Conservateurs/Progressistes, nouveau clivage ?

Actualitésle 20 mai 2016Sans commentaires

La saillie de notre jeune énarque-banquier d’affaires, E Macron pour ceux qui ne l’auraient pas reconnu, a provoqué un rapide bouillonnement médiatique autour du vieux et traditionnel clivage droite/gauche. Elle révéle la tentation de bien des candidats à la présidentielle de s’inscrire dans son propre clivage.

Je ne saurai lui reprocher de vouloir ranger parmi les souvenirs le « gauche/droite ». Je me suis engagé en politique avec cette même conviction ; ai adhéré et défendu l’indépendance du Modem pour cette raison ; puis proposé des alternatives électorales à Lyon et avec 100%Citoyen dans la continuité.

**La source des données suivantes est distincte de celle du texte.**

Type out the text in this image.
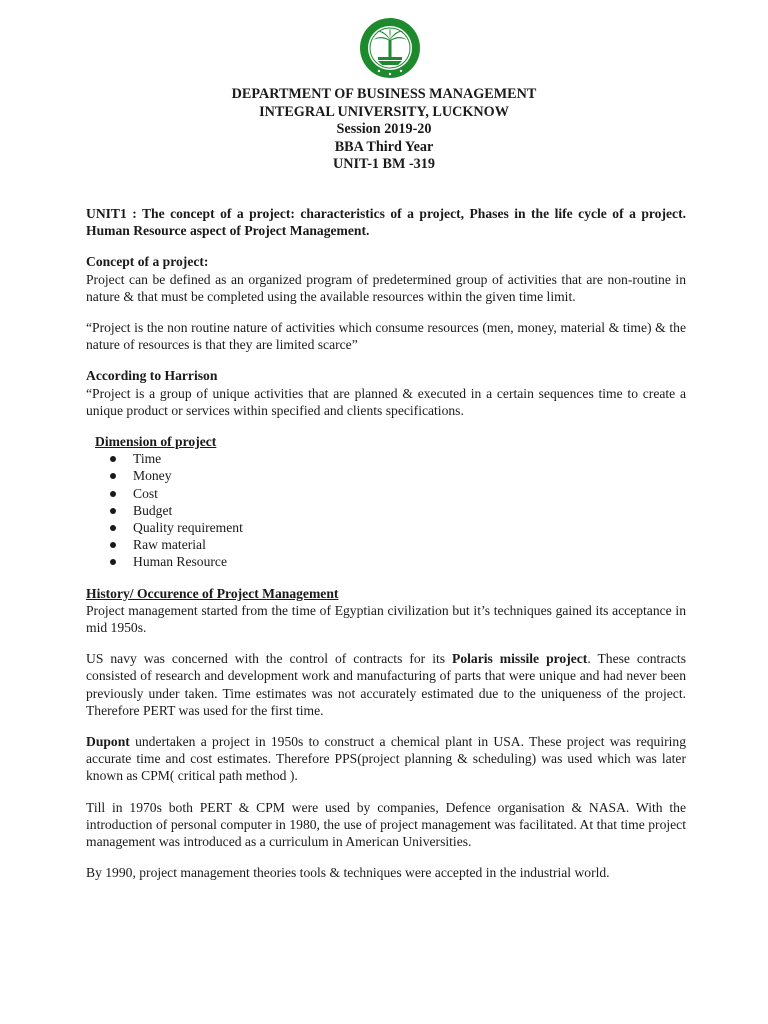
DEPARTMENT OF BUSINESS MANAGEMENT
INTEGRAL UNIVERSITY, LUCKNOW
Session 2019-20
BBA Third Year
UNIT-1 BM -319

UNIT1 : The concept of a project: characteristics of a project, Phases in the life cycle of a project. Human Resource aspect of Project Management.

Concept of a project:

Project can be defined as an organized program of predetermined group of activities that are non-routine in nature & that must be completed using the available resources within the given time limit.

“Project is the non routine nature of activities which consume resources (men, money, material & time) & the nature of resources is that they are limited scarce”

According to Harrison

“Project is a group of unique activities that are planned & executed in a certain sequences time to create a unique product or services within specified and clients specifications.

Dimension of project

Time
Money
Cost
Budget
Quality requirement
Raw material
Human Resource

History/ Occurence of Project Management

Project management started from the time of Egyptian civilization but it’s techniques gained its acceptance in mid 1950s.

US navy was concerned with the control of contracts for its Polaris missile project. These contracts consisted of research and development work and manufacturing of parts that were unique and had never been previously under taken. Time estimates was not accurately estimated due to the uniqueness of the project. Therefore PERT was used for the first time.

Dupont undertaken a project in 1950s to construct a chemical plant in USA. These project was requiring accurate time and cost estimates. Therefore PPS(project planning & scheduling) was used which was later known as CPM( critical path method ).

Till in 1970s both PERT & CPM were used by companies, Defence organisation & NASA. With the introduction of personal computer in 1980, the use of project management was facilitated. At that time project management was introduced as a curriculum in American Universities.

By 1990, project management theories tools & techniques were accepted in the industrial world.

Nous sommes d’ailleurs peut-être minoritaires à en être convaincus. Beaucoup de nos concitoyens se définissent encore à travers cette séparation. Je lui trouve deux défauts majeurs. Son contenu (de part et d’autre) s’est évidemment étiolé et repose pour l’essentiel sur des représentations anciennes du monde. Surtout, sa bipolarité n’est pas suffisante pour comprendre l’époque actuelle et proposer des approches/idées nouvelles. Gauche et droite représentent alors 2 formes de conservatisme.En cohérence d’ailleurs avec l’orientation prise par la politique française aux lendemains de la seconde guerre mondiale, entre un étatisme de droite – symbolisé par De Gaulle et ceux qui s’en revendiquent depuis -, et un étatisme de gauche – symbolisé par la longue et forte influence des communistes à gauche.  La conviction partagée par la majorité de notre personnel politique quant au fait que nous avons le meilleur « modèle économique et social » vient chapeauter l’ensemble.

Face à ces conservatismes, il est médiatiquement plus porteur de se présenter comme appartenant aux « progressistes », aux « hors-système », voire aux « patriotes » vs mondialistes, quand la défiance à l’égard des partis traditionnels est acquise. Cela porte-t-il pour autant des projets différents, des politiques différentes ? Rien n’est moins sûr. Je crois que la majorité de la société française est aujourd’hui conservatrice, essentiellement par nostalgie et par crainte de perdre le confort matériel acquis. 13.5 millions de retraités, vivant en moyenne, mieux que les actifs, près de 6 millions de fonctionnaires dont l’emploi est garanti, auxquels s’ajoutent 2.5 millions de salariés de grands groupes, constituent ce corps social qui considère ne pas avoir intérêt à transformer en profondeur les grands équilibres de la société française. Dès lors, qui seraient les progressistes ? Emmanuel Macron a propose une version consistant à bousculer quelques vieilles habitudes ou totem de la gauche (ISF par exemple) et rassembler « tous ceux qui veulent que ca bouge ». Le fil rouge est dynamique, mais il se réduit le plus souvent à la seule volonté d’adaptation permanente et sans fin au monde. Cela ne constitue pas un projet de société.

Un nouveau pacte économique et social

Il paraît nécessaire de penser une transformation de la société française car les principes du vieux pacte républicains, élaboré en 1945, ne donnent plus d’espoir. Et il est raisonnable de penser que nous pourrons faire mieux, avec intelligence et bienveillance. Un nouveau rôle pour l’Etat, moins bureaucratique et plus efficace là où la régulation est nécessaire, une nouvelle organisation du système éducatif, une ambition environnementale (autosuffisance énergétique et libération du pétrole), un nouveau deal économique et social entre capital et travail, etc. C’est presque une page blanche qu’il nous faut écrire ; et proposer alors un projet politique différent de celui porté par la grande majorité du personnel politique actuel.

La transformation de la société française, par la voie de l’intelligence et de la bienveillance, de l’expérimentation et des savoirs, est un horizon politique qui peut nous différencier, mais aussi rassembler ceux qui seraient tentés par le conservatisme ou le « bougisme ». La société française n’est pas binaire, les options qui s’offrent à nous ne le sont pas non plus. Ne le laissons pas penser par tradition ou confort.